Risk managers can use captives to negotiate down prospective commercial insurance rate hikes, even if they don’t end up using the captives to cover the risks, said several captive owners at the World Captive Forum in Orlando.

Massachusetts Life Insurance faced a tough property renewal two years ago, said John O’Neil, lead insurance counsel at the US-based company’s captive.

“We had not had a lot of claims… but some of the top layer property carriers really wanted a lot of premium,” he said.

The company decided to run the top layers of the property programme through its captive, but two days before the renewal the insurers returned with an offer of a significantly lower premium for the coverage, O’Neil said.

“We had walked away from it already, at least mentally and emotionally.

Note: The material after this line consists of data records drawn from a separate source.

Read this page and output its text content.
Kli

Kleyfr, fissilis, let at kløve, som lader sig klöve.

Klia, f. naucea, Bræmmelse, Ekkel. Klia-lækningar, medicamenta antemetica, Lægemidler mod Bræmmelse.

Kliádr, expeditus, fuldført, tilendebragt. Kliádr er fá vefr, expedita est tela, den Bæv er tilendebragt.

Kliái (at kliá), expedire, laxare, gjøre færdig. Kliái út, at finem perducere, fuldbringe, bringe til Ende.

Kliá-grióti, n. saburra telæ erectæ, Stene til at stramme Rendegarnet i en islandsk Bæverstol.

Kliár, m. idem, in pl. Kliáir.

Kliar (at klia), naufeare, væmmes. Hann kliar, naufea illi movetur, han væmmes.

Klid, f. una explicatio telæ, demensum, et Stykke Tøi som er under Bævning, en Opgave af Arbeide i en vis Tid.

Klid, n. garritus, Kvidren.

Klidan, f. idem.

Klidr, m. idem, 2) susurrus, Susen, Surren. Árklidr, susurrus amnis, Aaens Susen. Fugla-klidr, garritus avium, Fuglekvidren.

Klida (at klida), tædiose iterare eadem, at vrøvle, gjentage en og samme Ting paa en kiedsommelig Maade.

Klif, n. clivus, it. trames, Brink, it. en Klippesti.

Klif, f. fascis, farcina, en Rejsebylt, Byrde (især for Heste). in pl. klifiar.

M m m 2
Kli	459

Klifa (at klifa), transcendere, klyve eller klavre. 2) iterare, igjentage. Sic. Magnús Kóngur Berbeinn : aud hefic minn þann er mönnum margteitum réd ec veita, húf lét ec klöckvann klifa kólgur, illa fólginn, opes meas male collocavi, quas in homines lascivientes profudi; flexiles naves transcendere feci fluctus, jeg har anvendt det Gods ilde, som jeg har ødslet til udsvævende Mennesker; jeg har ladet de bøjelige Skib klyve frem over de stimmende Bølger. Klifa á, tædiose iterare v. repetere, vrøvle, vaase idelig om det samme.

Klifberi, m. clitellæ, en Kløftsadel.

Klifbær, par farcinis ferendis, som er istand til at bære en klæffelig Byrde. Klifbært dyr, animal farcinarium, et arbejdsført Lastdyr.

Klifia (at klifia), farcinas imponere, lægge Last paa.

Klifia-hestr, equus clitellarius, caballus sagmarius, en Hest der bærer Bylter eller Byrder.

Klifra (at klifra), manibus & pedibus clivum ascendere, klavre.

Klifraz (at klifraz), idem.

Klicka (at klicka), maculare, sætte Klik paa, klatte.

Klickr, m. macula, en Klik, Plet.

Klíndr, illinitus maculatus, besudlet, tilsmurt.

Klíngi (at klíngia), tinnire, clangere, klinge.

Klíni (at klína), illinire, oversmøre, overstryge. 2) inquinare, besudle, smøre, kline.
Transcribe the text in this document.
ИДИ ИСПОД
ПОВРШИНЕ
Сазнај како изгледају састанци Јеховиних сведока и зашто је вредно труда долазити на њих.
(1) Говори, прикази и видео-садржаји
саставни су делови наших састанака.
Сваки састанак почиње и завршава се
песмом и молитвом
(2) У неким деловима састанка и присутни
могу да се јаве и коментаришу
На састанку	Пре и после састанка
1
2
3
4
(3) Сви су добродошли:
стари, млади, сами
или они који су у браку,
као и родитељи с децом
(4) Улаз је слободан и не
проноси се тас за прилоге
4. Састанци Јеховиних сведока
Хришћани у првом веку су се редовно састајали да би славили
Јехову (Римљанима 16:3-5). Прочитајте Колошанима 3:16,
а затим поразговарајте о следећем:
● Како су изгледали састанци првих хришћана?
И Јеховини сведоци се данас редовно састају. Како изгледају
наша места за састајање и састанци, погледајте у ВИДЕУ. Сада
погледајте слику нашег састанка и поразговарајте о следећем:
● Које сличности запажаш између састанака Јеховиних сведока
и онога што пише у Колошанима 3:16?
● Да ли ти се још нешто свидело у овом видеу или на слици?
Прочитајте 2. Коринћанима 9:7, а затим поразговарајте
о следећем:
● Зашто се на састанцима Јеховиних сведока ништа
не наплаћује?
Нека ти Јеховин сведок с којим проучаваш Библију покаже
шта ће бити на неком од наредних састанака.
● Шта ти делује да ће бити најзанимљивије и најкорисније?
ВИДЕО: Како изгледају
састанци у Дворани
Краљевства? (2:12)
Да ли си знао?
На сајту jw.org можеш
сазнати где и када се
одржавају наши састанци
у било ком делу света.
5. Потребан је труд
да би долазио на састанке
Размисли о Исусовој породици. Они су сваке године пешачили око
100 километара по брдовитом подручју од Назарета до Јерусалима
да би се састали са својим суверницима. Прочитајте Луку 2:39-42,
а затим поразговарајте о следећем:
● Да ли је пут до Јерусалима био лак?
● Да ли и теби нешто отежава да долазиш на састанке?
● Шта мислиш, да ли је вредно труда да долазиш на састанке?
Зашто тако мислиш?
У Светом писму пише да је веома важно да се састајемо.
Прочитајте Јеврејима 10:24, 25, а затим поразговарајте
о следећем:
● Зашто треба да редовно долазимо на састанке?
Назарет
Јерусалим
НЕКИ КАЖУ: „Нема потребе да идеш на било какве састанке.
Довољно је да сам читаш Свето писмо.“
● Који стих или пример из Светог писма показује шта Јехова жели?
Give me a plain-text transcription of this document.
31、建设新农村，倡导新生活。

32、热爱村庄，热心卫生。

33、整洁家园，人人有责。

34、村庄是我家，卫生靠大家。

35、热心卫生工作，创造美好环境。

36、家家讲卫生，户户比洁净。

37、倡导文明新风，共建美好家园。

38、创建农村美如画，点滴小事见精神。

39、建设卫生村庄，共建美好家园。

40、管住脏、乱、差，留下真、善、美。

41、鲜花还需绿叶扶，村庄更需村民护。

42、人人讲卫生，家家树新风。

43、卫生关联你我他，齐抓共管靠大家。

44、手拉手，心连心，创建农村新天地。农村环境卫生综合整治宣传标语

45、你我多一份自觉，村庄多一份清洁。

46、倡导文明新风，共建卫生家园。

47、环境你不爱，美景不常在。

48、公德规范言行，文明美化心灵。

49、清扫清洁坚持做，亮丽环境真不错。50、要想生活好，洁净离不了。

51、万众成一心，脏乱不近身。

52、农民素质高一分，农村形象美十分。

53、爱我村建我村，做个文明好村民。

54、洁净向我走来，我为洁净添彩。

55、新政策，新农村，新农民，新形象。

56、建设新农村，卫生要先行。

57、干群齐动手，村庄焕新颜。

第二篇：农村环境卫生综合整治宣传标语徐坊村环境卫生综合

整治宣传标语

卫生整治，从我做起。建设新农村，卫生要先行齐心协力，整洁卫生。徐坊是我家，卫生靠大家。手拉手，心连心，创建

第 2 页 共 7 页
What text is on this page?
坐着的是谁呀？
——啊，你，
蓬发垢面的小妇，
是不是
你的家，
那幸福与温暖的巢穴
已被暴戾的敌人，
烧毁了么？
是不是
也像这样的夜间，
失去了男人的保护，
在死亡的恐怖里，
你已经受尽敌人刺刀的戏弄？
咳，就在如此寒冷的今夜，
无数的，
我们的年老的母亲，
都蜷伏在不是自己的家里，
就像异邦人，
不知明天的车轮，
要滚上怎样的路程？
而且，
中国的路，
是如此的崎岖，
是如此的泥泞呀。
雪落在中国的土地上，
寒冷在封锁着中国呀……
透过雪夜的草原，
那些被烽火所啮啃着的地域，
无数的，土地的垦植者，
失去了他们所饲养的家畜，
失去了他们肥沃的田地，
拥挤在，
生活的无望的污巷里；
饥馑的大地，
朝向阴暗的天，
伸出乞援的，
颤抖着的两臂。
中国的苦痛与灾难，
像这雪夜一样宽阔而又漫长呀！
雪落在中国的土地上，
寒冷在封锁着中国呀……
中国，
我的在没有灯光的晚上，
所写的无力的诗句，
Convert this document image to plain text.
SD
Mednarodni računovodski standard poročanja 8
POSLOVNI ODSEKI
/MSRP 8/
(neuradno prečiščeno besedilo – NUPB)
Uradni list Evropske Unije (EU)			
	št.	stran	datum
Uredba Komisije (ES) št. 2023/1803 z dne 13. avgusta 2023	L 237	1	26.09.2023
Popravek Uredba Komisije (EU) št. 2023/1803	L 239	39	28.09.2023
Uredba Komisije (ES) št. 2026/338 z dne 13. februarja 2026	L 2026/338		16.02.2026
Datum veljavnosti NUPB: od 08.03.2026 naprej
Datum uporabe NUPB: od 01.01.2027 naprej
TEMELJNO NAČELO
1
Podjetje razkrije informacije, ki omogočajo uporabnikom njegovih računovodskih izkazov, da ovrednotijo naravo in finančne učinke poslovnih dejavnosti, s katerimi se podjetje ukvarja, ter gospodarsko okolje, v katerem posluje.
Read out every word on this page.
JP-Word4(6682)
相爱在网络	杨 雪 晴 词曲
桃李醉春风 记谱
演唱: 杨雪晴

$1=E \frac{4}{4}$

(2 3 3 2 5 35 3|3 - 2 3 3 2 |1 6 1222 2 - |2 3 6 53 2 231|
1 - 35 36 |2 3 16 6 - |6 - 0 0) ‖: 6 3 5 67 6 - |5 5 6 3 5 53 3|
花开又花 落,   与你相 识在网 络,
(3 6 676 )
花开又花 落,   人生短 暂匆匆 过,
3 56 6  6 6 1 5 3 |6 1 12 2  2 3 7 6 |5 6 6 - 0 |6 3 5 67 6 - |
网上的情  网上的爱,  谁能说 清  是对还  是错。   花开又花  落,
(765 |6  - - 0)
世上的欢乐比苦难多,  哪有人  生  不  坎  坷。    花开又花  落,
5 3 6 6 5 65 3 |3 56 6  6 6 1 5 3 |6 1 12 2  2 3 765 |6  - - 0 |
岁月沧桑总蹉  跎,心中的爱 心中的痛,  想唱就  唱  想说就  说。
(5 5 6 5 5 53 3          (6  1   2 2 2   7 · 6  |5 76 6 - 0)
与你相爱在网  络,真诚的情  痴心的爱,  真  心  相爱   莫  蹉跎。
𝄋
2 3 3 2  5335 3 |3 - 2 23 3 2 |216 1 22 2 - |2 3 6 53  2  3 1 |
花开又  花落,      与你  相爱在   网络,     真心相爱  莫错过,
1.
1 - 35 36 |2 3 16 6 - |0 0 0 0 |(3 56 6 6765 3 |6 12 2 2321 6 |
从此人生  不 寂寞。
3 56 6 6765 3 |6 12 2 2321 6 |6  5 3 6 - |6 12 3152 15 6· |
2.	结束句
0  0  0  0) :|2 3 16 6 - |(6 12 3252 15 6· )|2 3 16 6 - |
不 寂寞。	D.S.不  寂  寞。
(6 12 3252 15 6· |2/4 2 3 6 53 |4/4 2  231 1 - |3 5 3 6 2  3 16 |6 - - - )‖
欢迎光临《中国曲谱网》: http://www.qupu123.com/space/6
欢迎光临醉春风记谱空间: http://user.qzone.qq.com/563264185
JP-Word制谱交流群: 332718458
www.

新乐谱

It was almost like walking out of the car dealership thinking ‘I’m never going to own that car’ and then three days later the dealership calls you back saying, ‘Do you still want it because we can come to you a little bit,’” he said.

Jonathan Poling, director of risk management and internal audit at Sun Chemical, recalled a similar experience when his company faced significant increases on its medical stop loss program.

The programmes loss experience was very good but the insurer wanted to increase the premium by 45% at renewal, so Sun Chemical used a reinsurance broker to investigate coverage for the exposure via its captive.

“When the incumbent found out that we were looking to move this into the captive, we ended up with a 7% or 8% increase, and that was a big win,” he said.

Michael Serricchio, managing director at Marsh Captive Solutions, who moderated the session, noted that there has been an 84% increase in medical stop loss business in Marsh’s captives over the past three years.